Monday, February 28, 2011

Further Reflections on the 1970 Time Frame

Writing yesterday about the 1970 concerts at the Solomon R. Guggenheim Museum in New York reminded me just how exciting that time was.  I suppose I had the good fortune to be in the right place at the right time as a corollary to a series of writing and composing activities that began in the summer of 1968, a pivotal time in my life about which I have written in other contexts.  This morning I found myself thinking about the various ways that I came to know about Cornelius Cardew.

I first became aware of Cardew when the MIT Music Library purchased a copy Treatise.  I was not sure what to make it at the time, and I am not sure I know any better today.  Cardew’s Wikipedia page describes it as “a 193-page graphic score which allows for considerable freedom of interpretation;”  and I doubt that I can come up with a better description.  (John Cage included a preliminary sketch of a page in his Notations anthology.)  The thing is that the phrase “considerable freedom of interpretation” may be the height of understatement.  The American edition was published by Gallery Upstairs Press in Buffalo.  So, from my point of view, it is highly reasonable that one reader (such as the Wikipedia author) would “interpret” this document as the score for a piece of music, another might take it as an innovative approach to graphic art, and yet another might take it as a semiotic exercise of a text represented by a non-standard repertoire of signs.  (I was actually surprised that this breadth of “interpreting interpretation” has not yet come up on the Wikipedia Talk:Cornelius Cardew page.  There is a Mode recording of a “performance of the score” by Petr Kotik’s QUaX Ensemble (Petr Kotik, flute; Pavel Kondelik, tenor sax; Jan Hyncica, trombone; Josef Vejvoda, percussion; Vaclav Zahradnik, piano).  It is from a live performance in  Prague on October 15, 1967 lasting about two hours.  Having spent a fair amount of time with this score, I agree with Amazon.com reviewer Michael A. Duvernois that the performance itself is rather a “short take” for the number of pages;  but I am still impressed that someone decided to follow up on this approach so soon after the “score” was published.

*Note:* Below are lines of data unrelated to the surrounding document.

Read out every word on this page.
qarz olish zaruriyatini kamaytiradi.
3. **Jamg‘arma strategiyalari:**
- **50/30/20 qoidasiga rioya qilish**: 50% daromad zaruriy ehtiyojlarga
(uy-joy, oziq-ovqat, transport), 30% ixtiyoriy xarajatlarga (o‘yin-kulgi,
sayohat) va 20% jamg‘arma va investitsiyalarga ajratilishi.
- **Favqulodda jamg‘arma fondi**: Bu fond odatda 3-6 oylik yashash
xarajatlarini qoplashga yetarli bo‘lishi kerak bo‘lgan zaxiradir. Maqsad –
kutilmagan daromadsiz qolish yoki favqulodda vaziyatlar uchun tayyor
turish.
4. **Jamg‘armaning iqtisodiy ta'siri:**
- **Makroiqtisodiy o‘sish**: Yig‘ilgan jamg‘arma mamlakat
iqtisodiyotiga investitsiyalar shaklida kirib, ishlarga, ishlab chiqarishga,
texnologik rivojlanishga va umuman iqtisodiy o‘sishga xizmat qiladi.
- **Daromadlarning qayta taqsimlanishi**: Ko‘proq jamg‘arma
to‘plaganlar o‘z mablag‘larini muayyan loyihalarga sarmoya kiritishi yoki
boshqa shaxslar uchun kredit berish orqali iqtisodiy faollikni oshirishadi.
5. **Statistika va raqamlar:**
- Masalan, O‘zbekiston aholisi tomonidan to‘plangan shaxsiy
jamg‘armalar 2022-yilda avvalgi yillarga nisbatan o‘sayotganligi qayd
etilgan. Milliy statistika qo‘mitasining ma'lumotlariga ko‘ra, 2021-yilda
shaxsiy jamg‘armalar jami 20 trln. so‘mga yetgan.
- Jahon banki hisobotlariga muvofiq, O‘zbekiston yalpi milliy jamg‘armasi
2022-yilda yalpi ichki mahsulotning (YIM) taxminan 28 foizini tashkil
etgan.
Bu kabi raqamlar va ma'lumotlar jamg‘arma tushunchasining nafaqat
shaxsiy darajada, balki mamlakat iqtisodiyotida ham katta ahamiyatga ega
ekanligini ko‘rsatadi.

As a result of my own fascination with Treatise, I later leapt at the opportunity to hear Cardew speak when Christian Wolff invited him to the Goethe Institute in Manhattan.  His topic was the Scratch Orchestra, an improvisatory ensemble that Cardew formed for the performance of another one of his major projects, The Great Learning, a work in seven parts or "Paragraphs," based on translations of Confucius by Ezra Pound.  To the best of my knowledge, The Great Learning has yet to be performed in its entirety;  and, according to its Wikipedia page, the Scratch Orchestra was “effectively inoperative” by 1974.  However, the Deutsche Grammophon recording of their performance of Paragraph 2 and Paragraph 7 is still available from Amazon.com;  and there may still be copies of the organ of Corti CD that includes these two performances, recorded in 1971, as well as one of Paragraph 1 made in 1982 (after the date Wikipedia gives as that of the ensemble’s “demise”).

Those familiar with Cardew will probably notice that I have judiciously avoided saying anything about his politics.  This is because politics never came up during the talk I heard him give and because I never saw anything to be gained from a “political reading” of Treatise.  According to his Wikipedia page, Cardew did not turn to his extreme left-wing politics until after he lost hope of The Great Learning ever receiving a complete performance.  His beliefs were sufficiently extreme and vociferous that, when he died of a hit-and-run accident on December 13, 1981, his friend John Maharg told his biographer, John Tilbury, that MI6 had probably been involved.

I could care less about his politics.  Musically he was an anarchist, but I have never been afraid of anarchy.  After all, the Internet is also anarchic;  and I figure that I can approach Cardew’s anything-goes attitudes about making music with the same cautious awareness I now bring to the Internet.  I would like to believe that, if Cardew were alive today, he would be more interested in the Internet as a new medium for performance, rather than for the promotion of his extremist political positions;  but this is a moot point based on my having him speak only once, and then in better times for all of us.  The bottom line is that I continue to enjoy listening to recordings of his music and would welcome an opportunity to encounter that music in concert performance.